While Apple and Microsoft might seem like strange bedfellows, the two companies recently coauthored a requirements document for a new Common Media Application Format (CMAF) as MPEG-A, Part 20. According to Gabe Frost (speaking for Microsoft and not the Alliance), “CMAF defines the encoding and decoding of segmented media. CMAF segments can be used in environments that support adaptive bitrate streaming of the media segments using HTTP(S) and any presentation description, such as DASH MPD, Smooth Streaming Manifest, and Apple HTTP Live Streaming Manifest (m3u8).”

While this collaboration falls far short of Apple joining the Alliance for Open Media, it does signal that the two companies can work together effectively. It also indicates that Apple, long and publicly intransigent on MPEG DASH, is willing to contribute to new standards that benefit the common good. Will Apple join the Alliance? “We’ve been talking to a lot of companies, and recruiting definitely isn’t our challenge," Gabe Frost said. "The hard part is the engineering effort, taking the next step, and driving contributions through the open source project.”

The bottom line is that HEVC playback within the browser is nowhere, and has little visible momentum, which makes VP9 and AV1 the only games in town for browser-based, UHD playback.

What About Broadcast?

Ten years ago, broadcast was broadcast and streaming was streaming. TVs and cable boxes supported the codecs pumped through cable and satellite, and little video from the internet was watched in the living room. A relatively small number of large cable and satellite operators chose the codec or codecs for their systems.

Today, that situation is reversing. Companies such as Netflix, Amazon, and YouTube are pumping billions of hours of content into living rooms as consumers unplug, and more and more content producers are going direct via IP video. YouTube has indicated that it will stop distributing UHD content in H.264, relying solely on VP9 and then AV1. This, plus anticipated AV1 use by Netflix and Amazon, should make AV1 support a checklist item for future connected TVs and set-top boxes. Once this happens, other publishers are free to choose any codec they would like, and why not choose the one that delivers browser-based playback, as well as TV? Certainly HEVC will dominate in the short term as the infrastructure codec for large cable and satellite systems, but its hold over IP delivery to the living room is clearly in doubt.

What This Means for Producers

How does this impact those producing at 1080p and smaller resolutions? YouTube distributes VP9 rather than H.264 when possible because it translates to lower bitrates at the same quality level, or HD video at the same data rates as SD. Depending on your goals, deploying VP9 or AV1 could mean reduced bandwidth costs, improved quality of service, or both. Someday soon, H.264-encoded video will look as bad as Windows Media or VP6 encoded video looks today, and even HD and SD producers will be compelled to switch.

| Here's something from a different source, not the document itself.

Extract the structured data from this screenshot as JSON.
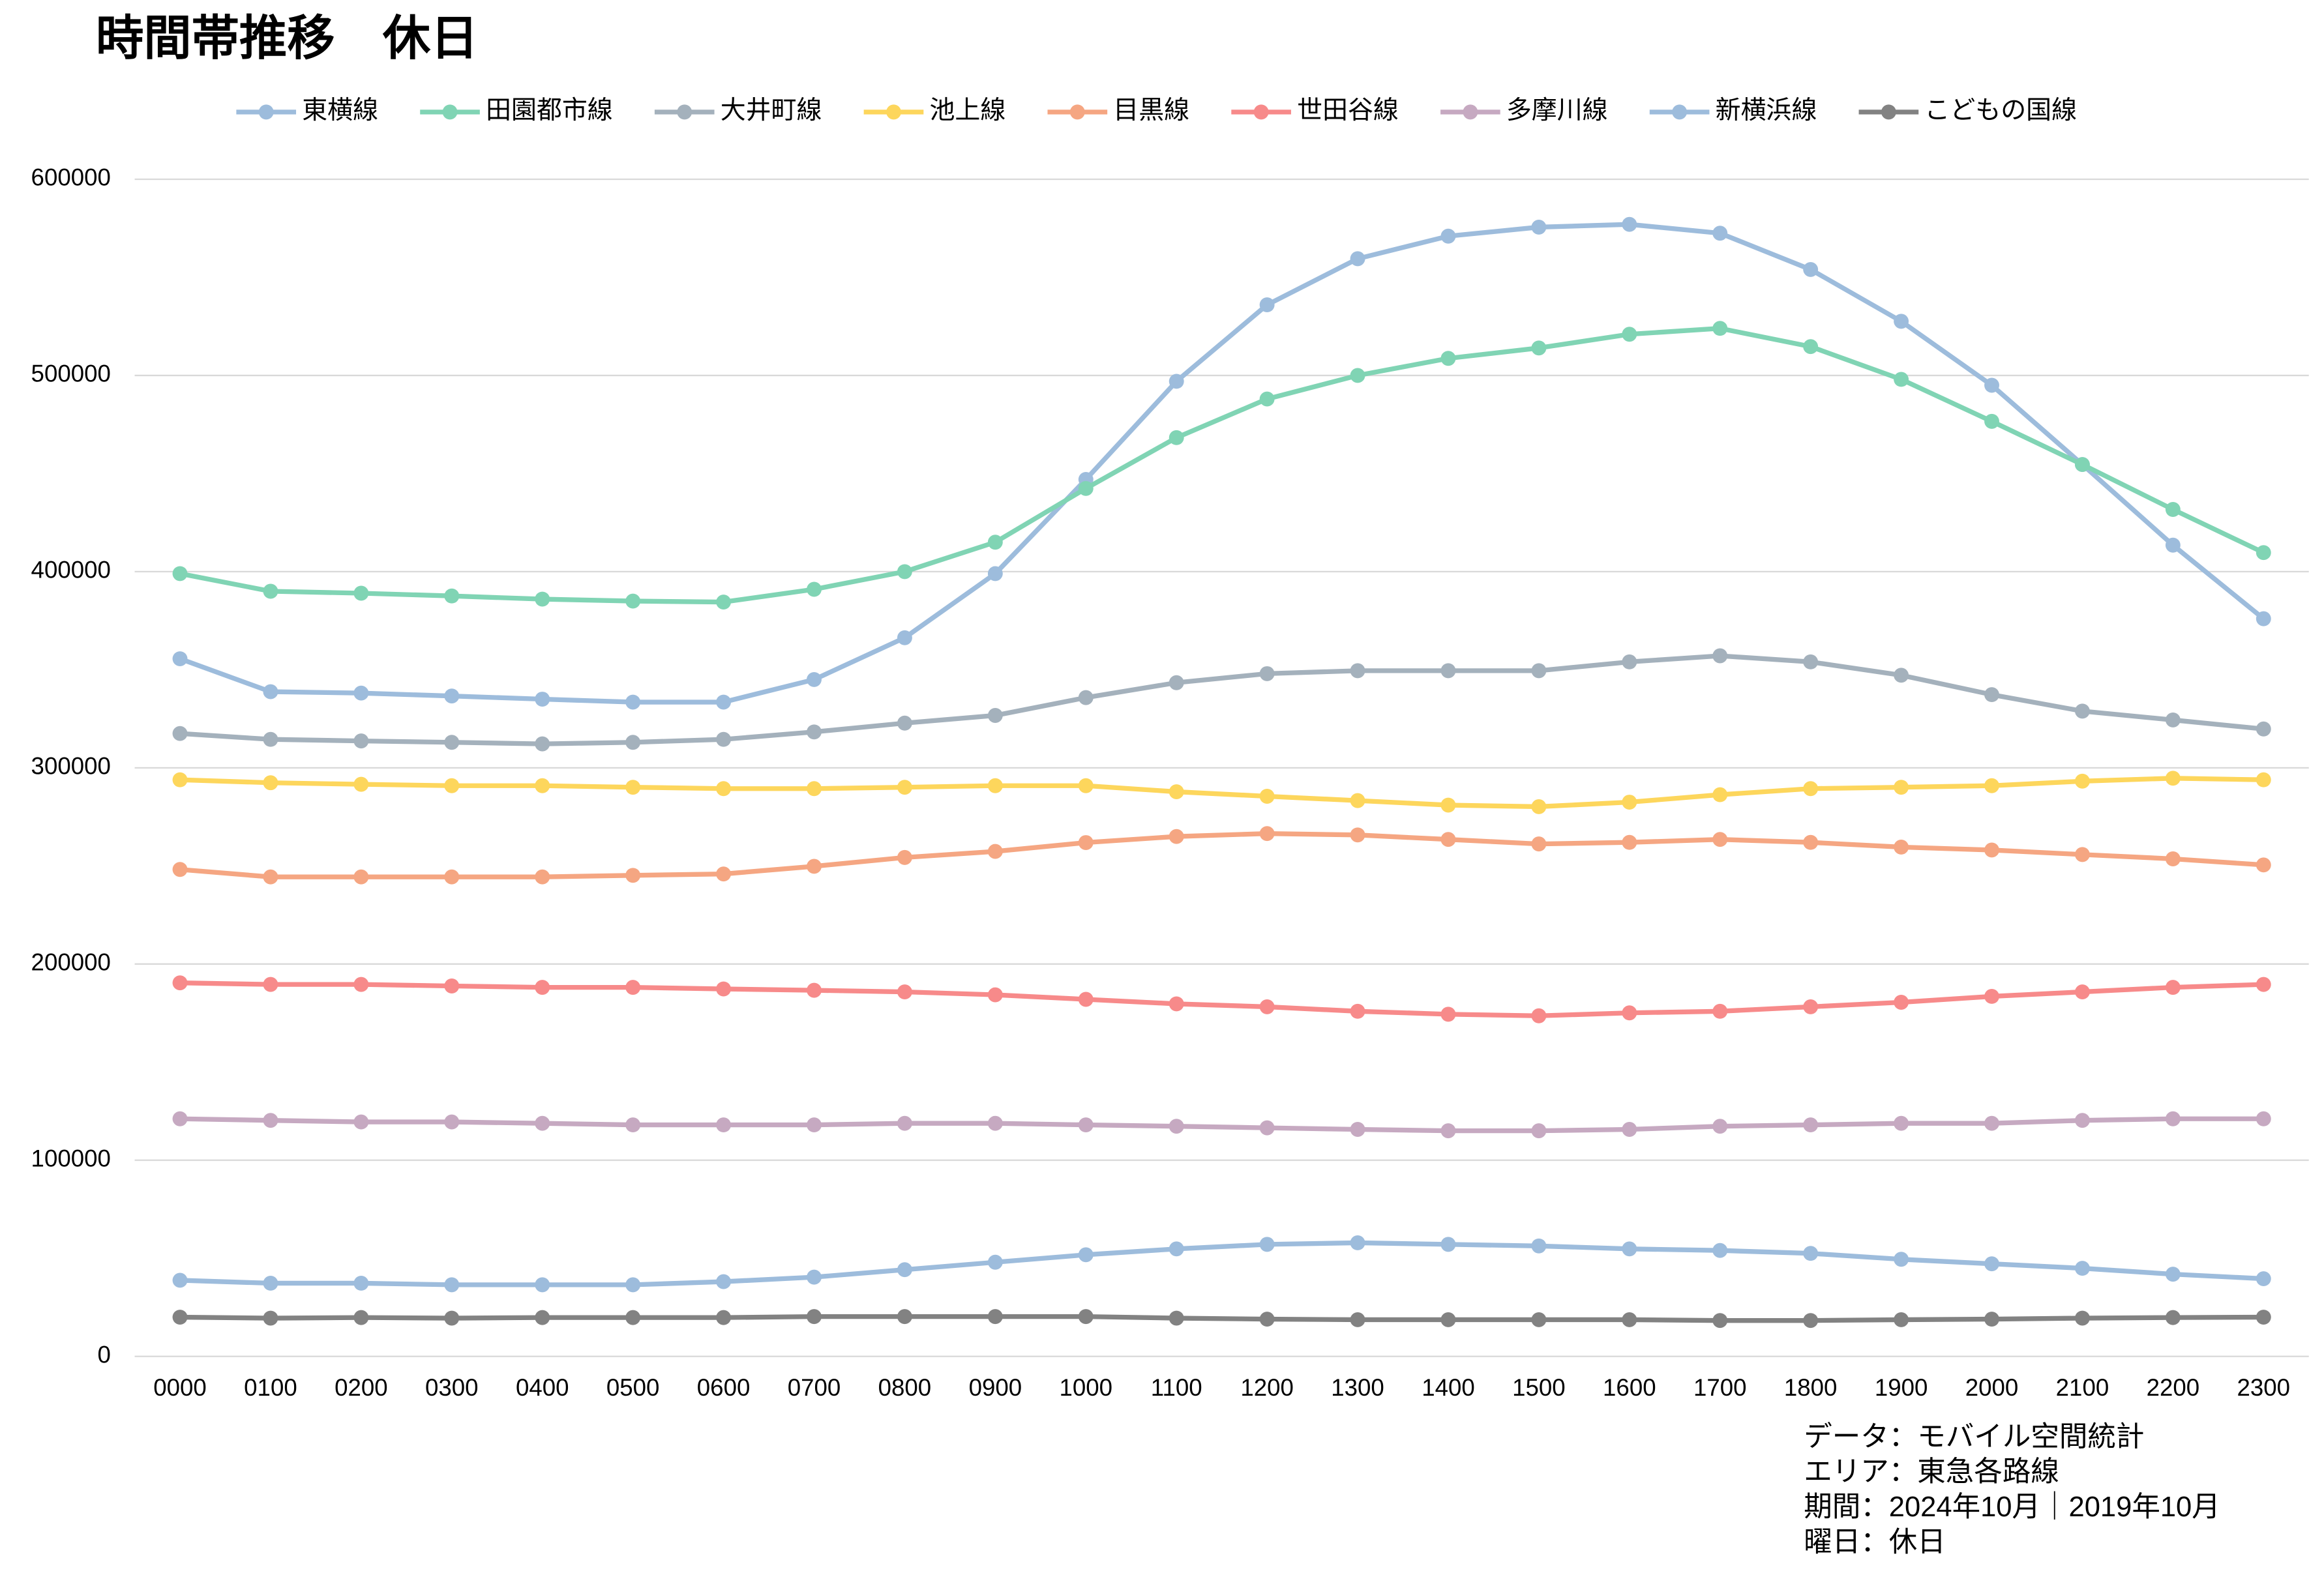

Fortunately, when you do, industry support for VP9 and AV1 should be significantly improved. As an example, JW Player has announced that it will add VP9 as a supported format for its OVP service, and there have been rumors about several prominent encoding vendors supporting VP9 as well, perhaps as soon as this year's NAB. Don’t expect a clean cutover to VP9 or AV1, however, as the need for mobile and backwards compatibility means that we’ll all be encoding in H.264 for many years to come.